Ссыльное духовенство — архиереи, священники, монахи, — прибыв на остров и пройдя обязательный стаж общих работ и жительства в Преображенском соборе, обычно размещалось в шестой роте, относительно привилегированной, освобожденной от поверок и имевшей право выхода из кремля. Но для того, чтобы попасть в нее, одного духовного сана было мало, надо было запастись и соответствующей статьей, каравшей за антисоветскую агитацию, преступное сообщество, шпионаж или какое-нибудь иное контрреволюционное действие, а отец Никодим был осужден Полтавской тройкой НКВД за преступление по должности. Вот именно это отсутствие какой-либо контрреволюции в прошлой жизни отца Никодима и закрывало ему двери в тихий, спокойный приют.
Получался анекдотический парадокс: Владимир Шкловский, брат известного литератора-коммуниста Виктора Шкловского, пребывал в окружении иереев и высших иерархов, как «тихоновец», хотя по происхождению и был евреем. Он взял на хранение церковные ценности от своего друга-священника 1 , а священствовавший более пятидесяти лет иерей, отец Никодим, кружил по всем командировкам то в качестве лесоруба, то скотника, то рыбака, то счетовода.
К политике он, действительно, не имел никакого отношения ни в настоящем, ни в прошлом.
— Кого-кого только в нашем селе ни побывало, — рассказывал он, — и красные, и белые, и немцы, и петлюровцы, и какие-то еще балбачановцы… всех повидал… Село-то наше стоит на тракту, что от Сум на Полтаву идет. А мне — всё единственно, что белые, что красные. Все сыны Божие, люди-человечки грешные. Господь на суде Своем не спросит, кто красный, кто белый, и я не спрашивал.
— А не обижали вас, батюшка?
— Нет. Какие же обиды? Ну, пасеку мою разорили… Что ж, это дело военное. Хлебает солдат свои щи… Год хлебает, другой хлебает, так ведь и медку захочется, — а где взять? А они, пчелки-то, твари Божие, не ведают, кому медок собирают — мне ли, солдату ли? Им единственно, на кого трудиться, ну и мне обиды быть не может.
— Не смеялись над вами?
— Это бывало, — засмеется сам отец Никодим, и мелкие морщинки, как резвые детишки, сбегутся к его выцветшим, с хитринкой, глазкам, — бывало даже часто. Один раз большой какой-то начальник у меня на ночь стал. Молодой, ловкий такой.
— Поп, а поп, — говорит, — я на ночь бабу к себе приведу. Как ты на это смотришь?
— Мне чего смотреть, — отвечаю, — я за семьдесят-то лет всего насмотрелся. Дело твое молодое, грешное. Веди, коли тебе без того невозможно.

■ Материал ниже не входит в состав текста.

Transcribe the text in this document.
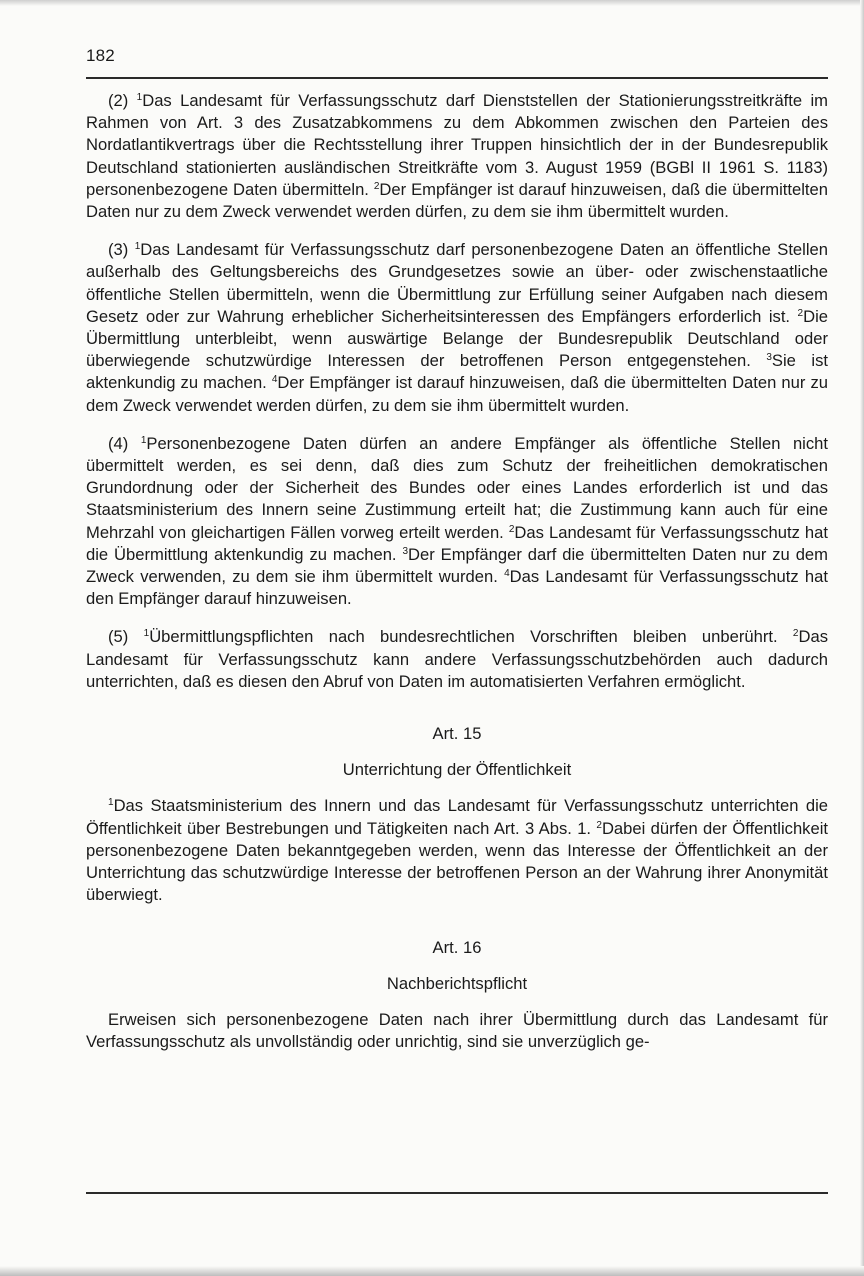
182

(2) $^1$Das Landesamt für Verfassungsschutz darf Dienststellen der Stationierungsstreitkräfte im Rahmen von Art. 3 des Zusatzabkommens zu dem Abkommen zwischen den Parteien des Nordatlantikvertrags über die Rechtsstellung ihrer Truppen hinsichtlich der in der Bundesrepublik Deutschland stationierten ausländischen Streitkräfte vom 3. August 1959 (BGBl II 1961 S. 1183) personenbezogene Daten übermitteln. $^2$Der Empfänger ist darauf hinzuweisen, daß die übermittelten Daten nur zu dem Zweck verwendet werden dürfen, zu dem sie ihm übermittelt wurden.

(3) $^1$Das Landesamt für Verfassungsschutz darf personenbezogene Daten an öffentliche Stellen außerhalb des Geltungsbereichs des Grundgesetzes sowie an über- oder zwischenstaatliche öffentliche Stellen übermitteln, wenn die Übermittlung zur Erfüllung seiner Aufgaben nach diesem Gesetz oder zur Wahrung erheblicher Sicherheitsinteressen des Empfängers erforderlich ist. $^2$Die Übermittlung unterbleibt, wenn auswärtige Belange der Bundesrepublik Deutschland oder überwiegende schutzwürdige Interessen der betroffenen Person entgegenstehen. $^3$Sie ist aktenkundig zu machen. $^4$Der Empfänger ist darauf hinzuweisen, daß die übermittelten Daten nur zu dem Zweck verwendet werden dürfen, zu dem sie ihm übermittelt wurden.

(4) $^1$Personenbezogene Daten dürfen an andere Empfänger als öffentliche Stellen nicht übermittelt werden, es sei denn, daß dies zum Schutz der freiheitlichen demokratischen Grundordnung oder der Sicherheit des Bundes oder eines Landes erforderlich ist und das Staatsministerium des Innern seine Zustimmung erteilt hat; die Zustimmung kann auch für eine Mehrzahl von gleichartigen Fällen vorweg erteilt werden. $^2$Das Landesamt für Verfassungsschutz hat die Übermittlung aktenkundig zu machen. $^3$Der Empfänger darf die übermittelten Daten nur zu dem Zweck verwenden, zu dem sie ihm übermittelt wurden. $^4$Das Landesamt für Verfassungsschutz hat den Empfänger darauf hinzuweisen.

(5) $^1$Übermittlungspflichten nach bundesrechtlichen Vorschriften bleiben unberührt. $^2$Das Landesamt für Verfassungsschutz kann andere Verfassungsschutzbehörden auch dadurch unterrichten, daß es diesen den Abruf von Daten im automatisierten Verfahren ermöglicht.

Art. 15

Unterrichtung der Öffentlichkeit

$^1$Das Staatsministerium des Innern und das Landesamt für Verfassungsschutz unterrichten die Öffentlichkeit über Bestrebungen und Tätigkeiten nach Art. 3 Abs. 1. $^2$Dabei dürfen der Öffentlichkeit personenbezogene Daten bekanntgegeben werden, wenn das Interesse der Öffentlichkeit an der Unterrichtung das schutzwürdige Interesse der betroffenen Person an der Wahrung ihrer Anonymität überwiegt.

Art. 16

Nachberichtspflicht

Erweisen sich personenbezogene Daten nach ihrer Übermittlung durch das Landesamt für Verfassungsschutz als unvollständig oder unrichtig, sind sie unverzüglich ge-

— Может и тебе, поп, другую прихватить?
— Нет, сынок, обо мне, — говорю, — не беспокойся. Я пятнадцатый год вдовствую, а в этом не грешен.
— И не смущал тебя бес?
— Как не смущать? Смущал. Ты думаешь, поп — не человек? Все мы — люди, и всему людскому не чужды. Это и латинскими мудрецами доказано. Бесу же смущать человеков и по чину положено. Он свое выполнять обязан. Он меня — искушением, а я его — молитвою… Так поговорили с ним, посмеялись, а бабы он всё же не привел. Один спал, и наутро две пачки фабричной махорки мне дал, заусайловской.
— Этим грешен, — говорю, — сынок! Табачком занимаюсь. Спасибо!
А в другой раз на собрание меня потребовали, как бы на диспут. Оратор ихний меня вопрошает:
— Ответьте, служитель культа, подтверждаете ли, что Бог в шесть дней весь мир сотворил?
— Подтверждаю, — говорю, — в Писании так сказано…
— А современная наука доказывает, что за такой малый срок ничего создано быть не может. На этот процесс миллионы тысячелетий требуются, а не дни.
— А какие дни? — вопрошаю.
— Как какие? Обыкновенные. Двадцать четыре часа — сутки.
— А ты по науке читал, что на планиде Сатурне день больше двух лет выходит?
— Это, — говорит, — верно. Астрономия подтверждает.
— А у Господа, Творца вселенной, какие дни? Это тебе известно? Земные человеческие или сатурнальные? Его день-то может в сто миллионов лет вскочит! Что ж Он, Бог-то, по гудку, что ли, на работу выходит? Эх, ты, философ, не решивший вопросов, хотел надо мною посмеяться, а вышло ему самому посрамление.
— За что же вас всё-таки посадили?
— Правильно посадили. Должностное преступление совершил.
— Да какая же у вас должность была?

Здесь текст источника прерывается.